Three-month copper on the London Metal Exchange (LME) gained 1% to $9,629 per metric ton in official open-outcry trading after touching a three-week low in the previous session.

“The market is trying to establish some support in this area around $9,500, which is both technical and psychological support,” said Ole Hansen, head of commodity strategy at Saxo Bank in Copenhagen.

Buying from industrial consumers and arbitrage traders helped support prices, broker Marex said in a note.

“The market is trying to work out what kind of impact the initiatives from China will actually have on the market.
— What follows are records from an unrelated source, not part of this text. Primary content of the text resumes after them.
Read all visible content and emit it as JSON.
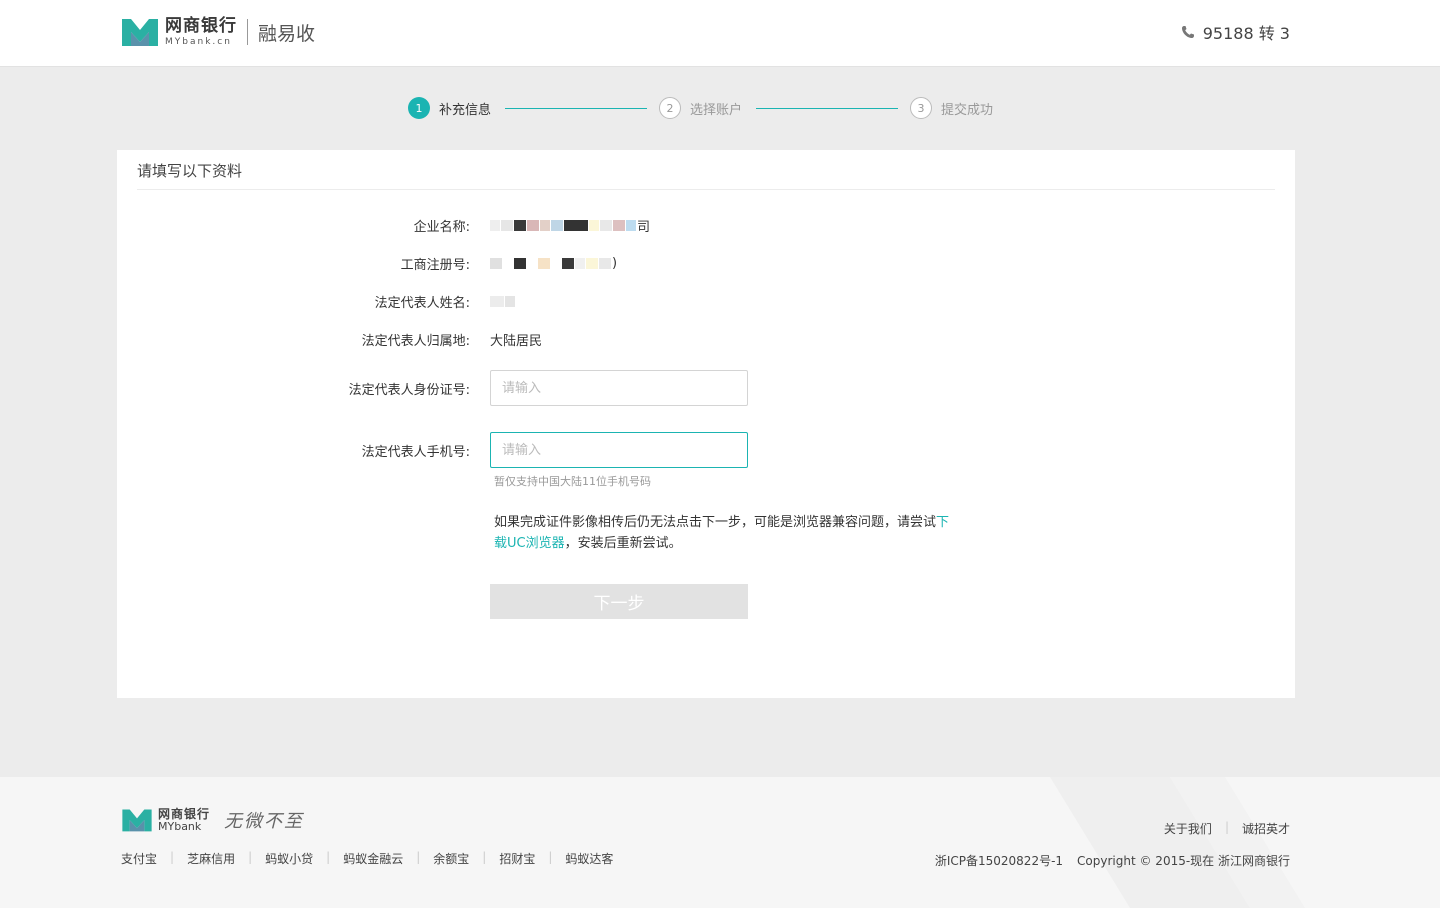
{
  "header": {
    "brand_cn": "网商银行",
    "brand_en": "MYbank.cn",
    "product": "融易收",
    "hotline": "95188 转 3"
  },
  "steps": [
    {
      "num": "1",
      "label": "补充信息",
      "state": "active"
    },
    {
      "num": "2",
      "label": "选择账户",
      "state": "inactive"
    },
    {
      "num": "3",
      "label": "提交成功",
      "state": "inactive"
    }
  ],
  "form": {
    "title": "请填写以下资料",
    "company_label": "企业名称:",
    "company_suffix": "司",
    "reg_label": "工商注册号:",
    "reg_suffix": ")",
    "rep_name_label": "法定代表人姓名:",
    "rep_region_label": "法定代表人归属地:",
    "rep_region_value": "大陆居民",
    "id_label": "法定代表人身份证号:",
    "id_placeholder": "请输入",
    "phone_label": "法定代表人手机号:",
    "phone_placeholder": "请输入",
    "phone_hint": "暂仅支持中国大陆11位手机号码",
    "notice_before": "如果完成证件影像相传后仍无法点击下一步，可能是浏览器兼容问题，请尝试",
    "notice_link": "下载UC浏览器",
    "notice_after": "，安装后重新尝试。",
    "next_button": "下一步"
  },
  "footer": {
    "brand_cn": "网商银行",
    "brand_en": "MYbank",
    "slogan": "无微不至",
    "links": [
      "支付宝",
      "芝麻信用",
      "蚂蚁小贷",
      "蚂蚁金融云",
      "余额宝",
      "招财宝",
      "蚂蚁达客"
    ],
    "right_links": [
      "关于我们",
      "诚招英才"
    ],
    "icp": "浙ICP备15020822号-1",
    "copyright": "Copyright © 2015-现在 浙江网商银行"
  },
  "colors": {
    "accent": "#1bb4b2",
    "logo_teal": "#2ab0a3",
    "logo_dark": "#3d6b8f"
  }
}
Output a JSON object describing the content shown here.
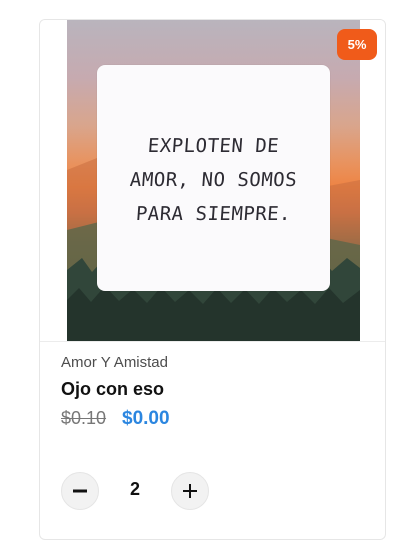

The trajectory of rates coming down and a small bazooka in China should be enough to stabilise prices,” Hansen added.

A trader in Asia said that there was some short-covering ahead of a press conference on China’s property sector scheduled for Thursday.

Copper prices hit by scant details on China stimulus

In late September, metal prices surged after China pledged strong stimulus measures to boost the economy, but they have since retreated as follow-up announcements from China lacked details and disappointed investors.

More details on China’s stimulus measures may be revealed at the country’s National People’s Congress later in October.

The most-traded November copper contract on the Shanghai Futures Exchange (SHFE) closed down 0.2% at 76,720 yuan ($10,778.01) a ton, tracking overnight losses in London.

Nickel was the only LME metal in the red, slipping 0.6% to $17,325 after hitting the lowest in more than two weeks at $17,250.

LME stocks have continued to pile up, highlighting a surplus in the market, having surged by 40% since the start of July to the highest since November 2021.

Among other metals, LME aluminium gained 0.8% to $2,590 a ton, zinc rose 1% to $3,083, lead climbed 1.4% to $2,108 and tin advanced 0.8% to $32,645.